We have immense corporations that cry the blues all day long about how their pension costs are ruining them and how they have to freeze pensions or lay off workers or end pensions altogether (can you say "Friendly Skies?") and turn over the pension liabilities to the taxpayers. And the same corporations set aside many millions for the superpensions of the top executives.

Even at my own beloved General Motors, whose Cadillacs I love so much — precisely because I think of them being made by the sons and grandsons of men who fought in Vietnam and at Peleliu and other bloody World War II battlefields — there is severe action to have workers quit and to lower their pensions.

At the same time, however, spectacularly large executive pensions, coming straight out of profits, keep G.M.'s retired top dogs happily playing golf at the Vintage, while the men who actually made the cars are saying: "Welcome to Wal-Mart. How can I help you?"

As I endlessly point out, taxes for the rich are lower than they have ever been in my lifetime. (To be fair, taxes for the nonrich taxes are very low as well.) And this is occurring as we accumulate government liabilities that will kill us in the long run. (And cutting spending will not work. Most federal and state spending is for items that are untouchable, like Medicare, education, the military — and, most cruelly of all, interest on the national debt. Every president promises to cut spending and not one of them does it unless a war comes to an end.)

We are mortgaging ourselves to foreigners on a scale that would make George Washington cry. Every day — every single day — we borrow a billion dollars from foreigners to buy petroleum from abroad, often from countries that hate us. We are the beggars of the world, financing our lavish lifestyle by selling our family heirlooms and by enslaving our progeny with the need to service the debt.

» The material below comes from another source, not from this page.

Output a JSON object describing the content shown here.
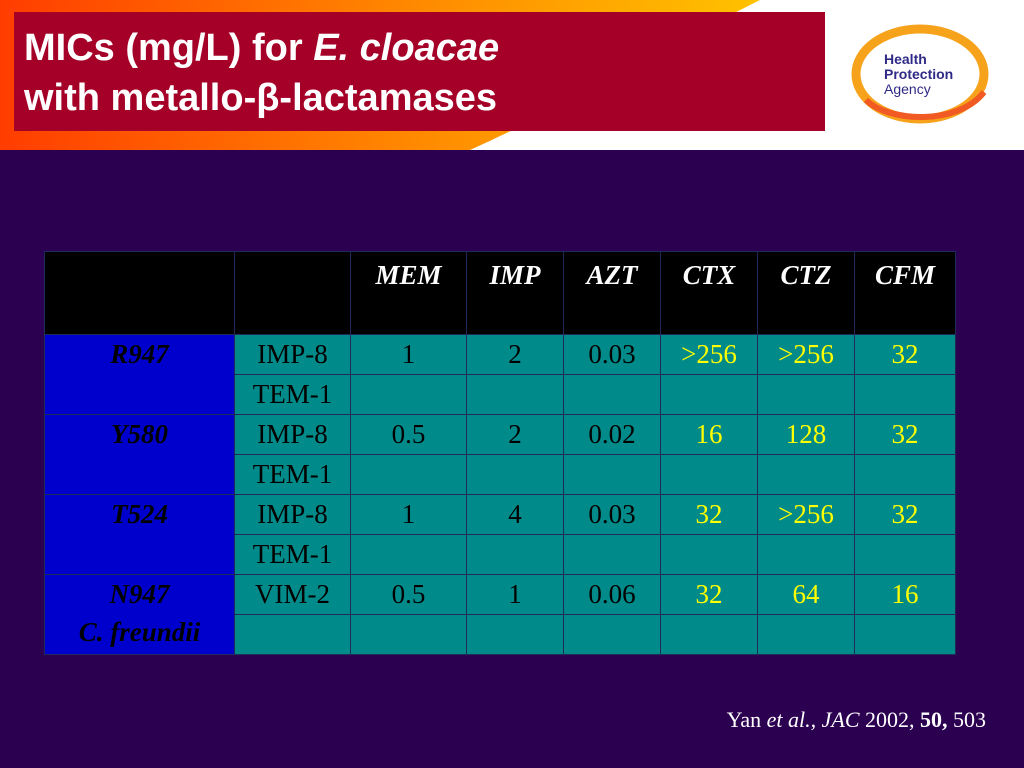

I don't see this — except for the taxes — as a Republican thing or a Democratic thing. It's just the way we live today. Drunken sailors from the Capitol to the freeways. Heirs living on their inheritance and spending it fast. The titans of corporate America getting as much as they can get away with and hiring lawyers and public-relations people if there is a problem. It is later than anyone dares to think.

Is this America, where far too many of the rich endlessly loot their stockholders and kick the employees in the teeth, the America that our soldiers in Ramadi and Kirkuk and Anbar Province and Afghanistan are fighting for? Is this America, where we will end up so far behind the financial eight ball we won't be able to see because of mismanagement by both parties, the America that our men and women are losing limbs for, coming home in boxes for?

The Saturday before Memorial Day, I spoke at a gathering of widows and widowers, parents and children of men and women in uniform who have lost their lives in Iraq and Afghanistan. The person who spoke before me was a beautiful woman named Joanna Wroblewski, whose husband of less than two years — after four years dating at Rutgers — had been killed in Iraq.

She cried as she spoke, and she was right to cry, but she said she tried to keep love and trust in her heart. She spoke of her devotion to her country and her husband's pride in the flag. There was not a dry eye in the room, nor should there have been.

ARE we keeping the faith with Joanna Wroblewski? Are we keeping the faith with her husband? Are we maintaining an America that is not just a financial neighborhood, but also a brotherhood and a sisterhood worth losing your young husband for?

Is this still a community of the heart, or a looting opportunity? Will there even be a free America for Mrs. Wroblewski's descendants, or will we be a colony of the people to whom we have sold our soul? Are we keeping the faith with this young widow? That is the question I ask about this beloved and glorious America for which her husband, Lt. John Thomas Wroblewski, died. If we are, we should be proud. If we are not, we'd better change, and soon.